Red tape ruins Joints for Jabs deployment in Washington
“Why can’t we do this like the wineries and breweries did? ”
Content of the article
Time is also running out.
People who receive their first injection from mid-June to the end of June will not have the chance to receive a second, as the program is scheduled to expire on July 12. According to Seattle’s KING-TV, no known dispensary was participating in the program as of June 8.
Less than half of Washington state residents between the ages of 18 and 34 are fully immunized, according to the Washington Department of Health.
The “Joint for Jabs” program is just one of the incentives the state offers residents. Others include lottery draws, sports tickets, tuition aid, gaming systems, plane tickets, and pints of beer.
Cannabis retailers noted at the meeting that breweries, wineries and bars are able to offer a free drink to customers who simply show proof of vaccination.

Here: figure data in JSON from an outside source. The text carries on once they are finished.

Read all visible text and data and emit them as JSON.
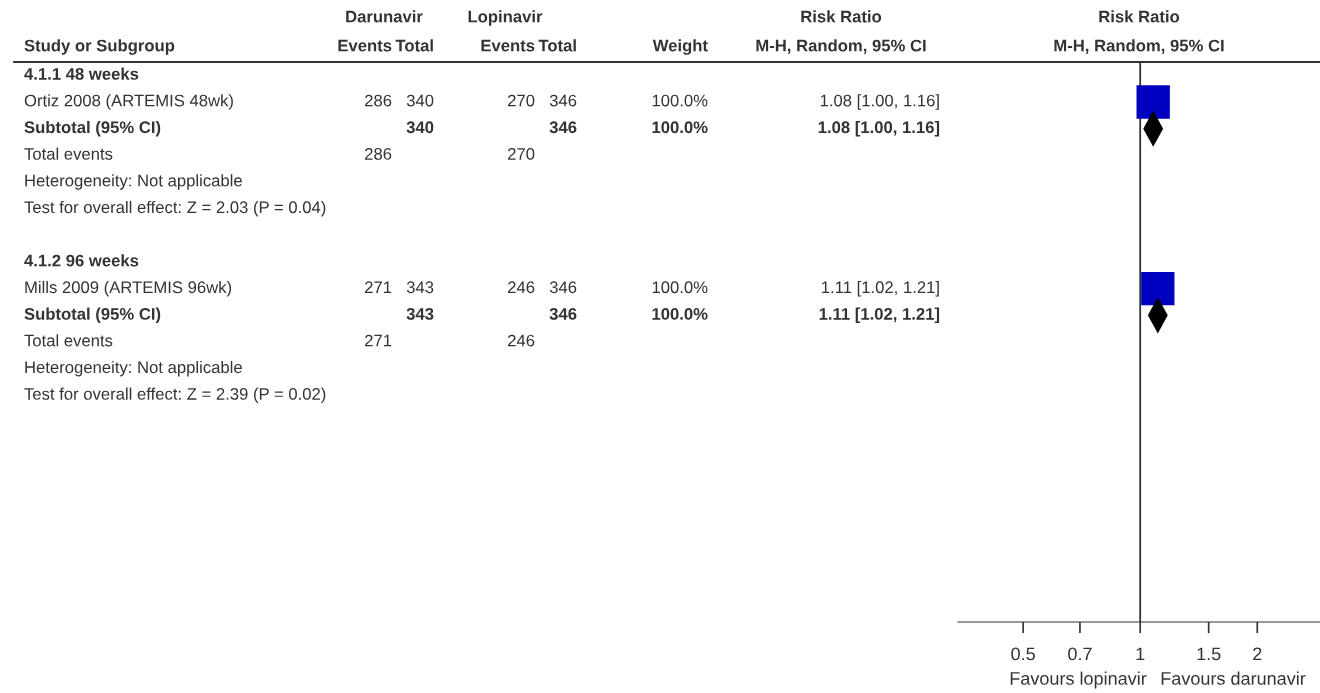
{
  "chart_data": [
    {
      "type": "other",
      "categories": [
        "Study or Subgroup",
        "Events",
        "Total",
        "Events",
        "Total",
        "Weight",
        "M-H, Random, 95% CI"
      ],
      "cell_labels": [
        [
          "4.1.1 48 weeks",
          null,
          null,
          null,
          null,
          null,
          null
        ],
        [
          "Ortiz 2008 (ARTEMIS 48wk)",
          "286",
          "340",
          "270",
          "346",
          "100.0%",
          "1.08 [1.00, 1.16]"
        ],
        [
          "Subtotal (95% CI)",
          null,
          "340",
          null,
          "346",
          "100.0%",
          "1.08 [1.00, 1.16]"
        ],
        [
          "Total events",
          "286",
          null,
          "270",
          null,
          null,
          null
        ],
        [
          "Heterogeneity: Not applicable",
          null,
          null,
          null,
          null,
          null,
          null
        ],
        [
          "Test for overall effect: Z = 2.03 (P = 0.04)",
          null,
          null,
          null,
          null,
          null,
          null
        ],
        [
          null,
          null,
          null,
          null,
          null,
          null,
          null
        ],
        [
          "4.1.2 96 weeks",
          null,
          null,
          null,
          null,
          null,
          null
        ],
        [
          "Mills 2009 (ARTEMIS 96wk)",
          "271",
          "343",
          "246",
          "346",
          "100.0%",
          "1.11 [1.02, 1.21]"
        ],
        [
          "Subtotal (95% CI)",
          null,
          "343",
          null,
          "346",
          "100.0%",
          "1.11 [1.02, 1.21]"
        ],
        [
          "Total events",
          "271",
          null,
          "246",
          null,
          null,
          null
        ],
        [
          "Heterogeneity: Not applicable",
          null,
          null,
          null,
          null,
          null,
          null
        ],
        [
          "Test for overall effect: Z = 2.39 (P = 0.02)",
          null,
          null,
          null,
          null,
          null,
          null
        ]
      ],
      "annotations": [
        "Darunavir",
        "Lopinavir",
        "Risk Ratio"
      ]
    },
    {
      "type": "scatter",
      "orientation": "horizontal",
      "log": "x",
      "xlim": [
        0.34,
        2.9
      ],
      "xticks": [
        0.5,
        0.7,
        1,
        1.5,
        2
      ],
      "title": "Risk Ratio",
      "subtitle": "M-H, Random, 95% CI",
      "categories": [
        null,
        null,
        null,
        null,
        null,
        null,
        null,
        null,
        null,
        null,
        null,
        null,
        null,
        null,
        null,
        null,
        null,
        null,
        null,
        null,
        null
      ],
      "series": [
        {
          "type": "scatter",
          "marker": "square",
          "color": "#0000c0",
          "values": [
            null,
            1.08,
            null,
            null,
            null,
            null,
            null,
            null,
            1.11,
            null,
            null,
            null,
            null,
            null,
            null,
            null,
            null,
            null,
            null,
            null,
            null
          ]
        },
        {
          "type": "scatter",
          "marker": "diamond",
          "color": "#000000",
          "values": [
            null,
            null,
            1.08,
            null,
            null,
            null,
            null,
            null,
            null,
            1.11,
            null,
            null,
            null,
            null,
            null,
            null,
            null,
            null,
            null,
            null,
            null
          ]
        }
      ],
      "ref_lines": [
        {
          "axis": "x",
          "value": 1,
          "color": "#333333"
        }
      ],
      "annotations": [
        "Favours lopinavir",
        "Favours darunavir"
      ]
    }
  ]
}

“Why can’t we do this like the wineries and breweries did? Said Aaron Pickus, spokesperson for the Washington CannaBusiness Association. “We hear from retailers that they want to be a part of this.”
Chairman of the board, David Postman, said that unlike alcohol suppliers, customers cannot consume cannabis at the point of purchase. The requirement that cannabis retailers host clinics has been partially implemented so that enterprising individuals cannot go shopping for shopping and acquire lots of free joints, some of which could potentially end up in the hands of young people, he said.

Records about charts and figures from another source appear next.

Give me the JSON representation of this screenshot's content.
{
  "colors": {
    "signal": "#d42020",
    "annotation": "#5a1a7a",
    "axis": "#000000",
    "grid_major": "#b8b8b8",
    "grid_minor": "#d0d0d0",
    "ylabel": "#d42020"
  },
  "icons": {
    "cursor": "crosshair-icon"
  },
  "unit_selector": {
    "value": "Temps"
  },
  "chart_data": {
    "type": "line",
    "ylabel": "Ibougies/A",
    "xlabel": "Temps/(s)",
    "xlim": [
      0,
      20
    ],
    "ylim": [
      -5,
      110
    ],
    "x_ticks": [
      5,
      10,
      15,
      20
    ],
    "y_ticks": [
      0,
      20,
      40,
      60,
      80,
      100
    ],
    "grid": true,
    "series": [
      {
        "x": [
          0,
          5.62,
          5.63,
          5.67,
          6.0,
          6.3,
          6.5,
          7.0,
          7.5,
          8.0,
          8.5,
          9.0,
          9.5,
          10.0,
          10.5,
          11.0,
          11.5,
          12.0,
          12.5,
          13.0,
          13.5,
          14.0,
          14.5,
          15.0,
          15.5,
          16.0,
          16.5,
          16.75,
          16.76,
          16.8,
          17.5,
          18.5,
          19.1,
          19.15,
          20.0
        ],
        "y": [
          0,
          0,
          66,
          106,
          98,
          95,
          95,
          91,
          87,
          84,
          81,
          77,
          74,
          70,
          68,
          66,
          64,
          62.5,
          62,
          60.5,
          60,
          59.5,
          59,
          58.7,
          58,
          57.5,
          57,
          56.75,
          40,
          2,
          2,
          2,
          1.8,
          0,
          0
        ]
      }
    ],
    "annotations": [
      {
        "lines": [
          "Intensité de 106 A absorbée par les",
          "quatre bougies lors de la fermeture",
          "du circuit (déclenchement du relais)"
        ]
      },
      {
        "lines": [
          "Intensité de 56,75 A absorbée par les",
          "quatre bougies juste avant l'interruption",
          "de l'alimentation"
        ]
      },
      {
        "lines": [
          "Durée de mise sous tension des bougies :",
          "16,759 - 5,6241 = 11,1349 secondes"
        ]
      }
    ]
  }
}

“I guess I’m just asking for a little understanding,” Postman said. “If that’s not the right thing, then it will be a shame because I think we all need to get as many people vaccinated as possible.”
Postman added that Washington Gov. Jay Inslee thought the program was a great idea. But the deployment turned out to be difficult.
“If we trust the adults who drive with their immunization records to get a pint of beer and then responsibly drive to their next destination, we can also be sure that the adults will take a joint and enjoy it later in one. legal framework ”, explained Daniela Bernhard. , who co-owns Uncle Ike’s dispensary in Seattle.
“Our legal and heavily regulated industry continues to be treated differently from our peer industries in Washington,” added Bernhard.
She also noted that two health care providers had previously turned down an offer to host an immunization clinic at Uncle Ike’s.
“We would not be able to provide a vaccine due to concerns about federal funding,” said a spokesperson for the Spokane Regional Health District. PA.
In January, cannabis reform group DC Marijuana Justice (DCMJ) announced it would hand out free bags of local produce. cannabis outside vaccination centers in Washington, DC
“DCMJ believes cannabis should be consumed in a safe and responsible manner, and the pandemic has made it incredibly difficult for many adults to share their locally grown cannabis. When enough adults are vaccinated with the coronavirus vaccine, it will be time to celebrate – not only the end of the pandemic, but the beginning of the end of the cannabis ban in the United States, ”the co-founder said. from DCMJ, Nikolas Schiller.